A good journalist does not necessarily make a good politician, said Tony Abbott this morning as Maxine McKew was welcomed in to the world of electoral politics. As a former editorial writer for The Australian, the Health Minister should know. In recent memory Abbott has gone from being seen as a potential leader of his party to just another useful bully boy of a minister.

Which is a role Ms McKew is unlikely to ever play for her adopted Labor Party. She is much too refined and nice for that – perhaps too much so. Candidates who dare to tackle a Prime Minister in his own seat can expect the going to get tough and it’s yet to be seen how the dignified interviewer from ABC television adapts to a bit of rough and tumble. As the weeks go by Ms McKew will find obscure details of her past dredged up for public examination. It’s hard for even real hard heads to keep their composure under such scrutiny.

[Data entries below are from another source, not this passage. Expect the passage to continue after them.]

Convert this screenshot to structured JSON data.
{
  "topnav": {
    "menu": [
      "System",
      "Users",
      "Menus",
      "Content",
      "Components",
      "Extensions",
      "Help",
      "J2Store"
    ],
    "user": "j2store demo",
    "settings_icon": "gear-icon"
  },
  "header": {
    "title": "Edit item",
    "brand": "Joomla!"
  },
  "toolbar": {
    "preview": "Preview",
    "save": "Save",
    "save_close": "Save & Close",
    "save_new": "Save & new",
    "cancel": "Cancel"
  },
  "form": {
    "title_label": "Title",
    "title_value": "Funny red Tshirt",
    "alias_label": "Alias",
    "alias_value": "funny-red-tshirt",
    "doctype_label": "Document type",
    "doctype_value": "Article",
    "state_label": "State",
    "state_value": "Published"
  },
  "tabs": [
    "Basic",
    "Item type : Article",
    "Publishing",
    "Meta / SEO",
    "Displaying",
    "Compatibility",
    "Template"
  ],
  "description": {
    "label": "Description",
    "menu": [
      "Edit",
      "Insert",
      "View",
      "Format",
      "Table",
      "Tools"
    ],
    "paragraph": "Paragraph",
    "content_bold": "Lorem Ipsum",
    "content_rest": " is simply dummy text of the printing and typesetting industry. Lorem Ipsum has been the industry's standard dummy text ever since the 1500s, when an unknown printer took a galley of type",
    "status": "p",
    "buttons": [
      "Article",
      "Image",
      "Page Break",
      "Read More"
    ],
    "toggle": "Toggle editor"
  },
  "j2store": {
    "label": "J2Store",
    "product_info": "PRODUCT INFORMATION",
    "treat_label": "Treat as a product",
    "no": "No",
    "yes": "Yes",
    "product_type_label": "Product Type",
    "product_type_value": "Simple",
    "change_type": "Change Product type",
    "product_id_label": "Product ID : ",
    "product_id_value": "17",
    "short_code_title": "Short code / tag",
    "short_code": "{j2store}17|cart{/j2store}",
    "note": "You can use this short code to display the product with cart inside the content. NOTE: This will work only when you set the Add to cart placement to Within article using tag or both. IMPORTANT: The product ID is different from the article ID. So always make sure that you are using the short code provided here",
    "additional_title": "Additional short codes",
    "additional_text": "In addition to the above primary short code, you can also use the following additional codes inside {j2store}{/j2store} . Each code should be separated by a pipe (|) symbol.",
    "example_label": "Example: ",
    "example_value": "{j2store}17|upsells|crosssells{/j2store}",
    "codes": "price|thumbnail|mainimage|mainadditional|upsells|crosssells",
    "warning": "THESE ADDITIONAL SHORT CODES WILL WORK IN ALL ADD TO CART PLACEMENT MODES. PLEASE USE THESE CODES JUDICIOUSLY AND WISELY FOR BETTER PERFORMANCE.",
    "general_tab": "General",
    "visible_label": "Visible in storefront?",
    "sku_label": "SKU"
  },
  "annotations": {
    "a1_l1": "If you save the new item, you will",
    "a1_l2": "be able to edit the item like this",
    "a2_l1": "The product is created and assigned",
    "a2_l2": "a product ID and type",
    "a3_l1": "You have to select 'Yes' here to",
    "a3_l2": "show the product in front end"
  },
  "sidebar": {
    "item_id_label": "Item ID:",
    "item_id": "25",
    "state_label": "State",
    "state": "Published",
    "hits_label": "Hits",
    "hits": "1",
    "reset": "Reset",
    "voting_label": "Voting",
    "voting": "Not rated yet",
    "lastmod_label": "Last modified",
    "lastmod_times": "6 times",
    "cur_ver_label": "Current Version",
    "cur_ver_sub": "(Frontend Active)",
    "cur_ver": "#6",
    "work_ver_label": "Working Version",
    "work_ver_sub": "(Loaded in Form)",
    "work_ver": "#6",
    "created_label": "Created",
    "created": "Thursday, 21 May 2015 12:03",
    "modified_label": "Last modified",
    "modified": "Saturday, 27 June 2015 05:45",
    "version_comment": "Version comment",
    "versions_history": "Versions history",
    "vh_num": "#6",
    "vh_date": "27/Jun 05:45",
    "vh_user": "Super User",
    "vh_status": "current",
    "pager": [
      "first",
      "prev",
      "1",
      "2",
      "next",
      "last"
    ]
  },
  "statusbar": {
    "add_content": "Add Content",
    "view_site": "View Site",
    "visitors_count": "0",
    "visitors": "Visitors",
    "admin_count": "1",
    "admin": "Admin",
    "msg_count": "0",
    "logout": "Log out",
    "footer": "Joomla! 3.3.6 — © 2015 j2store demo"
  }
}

How the Bennelong challenger fares will determine her political future. She and the Party are talking as if this is a serious challenge to John Howard in his own seat. They are armed with the good news of the recent Crikey-Morgan poll and the knowledge that changes to the Bennelong boundaries have brought the electorate into the theoretically winnable category for Labor if the kind of swing which would deliver government is actually on.

This is really bravado – the real purpose of the McKew candidacy is to irritate and annoy the Prime Minister to help Labor beat his government throughout Australia rather than to actually defeat him in his own seat. A high profile opponent probably increases the chances of Howard being returned whatever happens nationally.

There’s unlikely to be a protest vote against a man who has led the country for a decade in a successful and popular way when the voters realize that there is a real chance of him being defeated. The Labor vote in Bennelong would probably be maximized if Howard was facing an unknown candidate with no apparent chance of victory.

Should McKew perform the unlikely and emerge the winner she would naturally become a Labor heroine and be assured a glittering ministerial future. More likely she and her boss Kevin Rudd see this as a training run for the future. How she fares will determine her role in any future Labor administration.

If Howard is returned McKew will become the key adviser in opposition for the next three years. If Labor wins without her winning Bennelong she will emerge as the boss of the Labor media apparatus. Any future as a member of parliament will depend on how she handles the rough and tumble of her first campaign.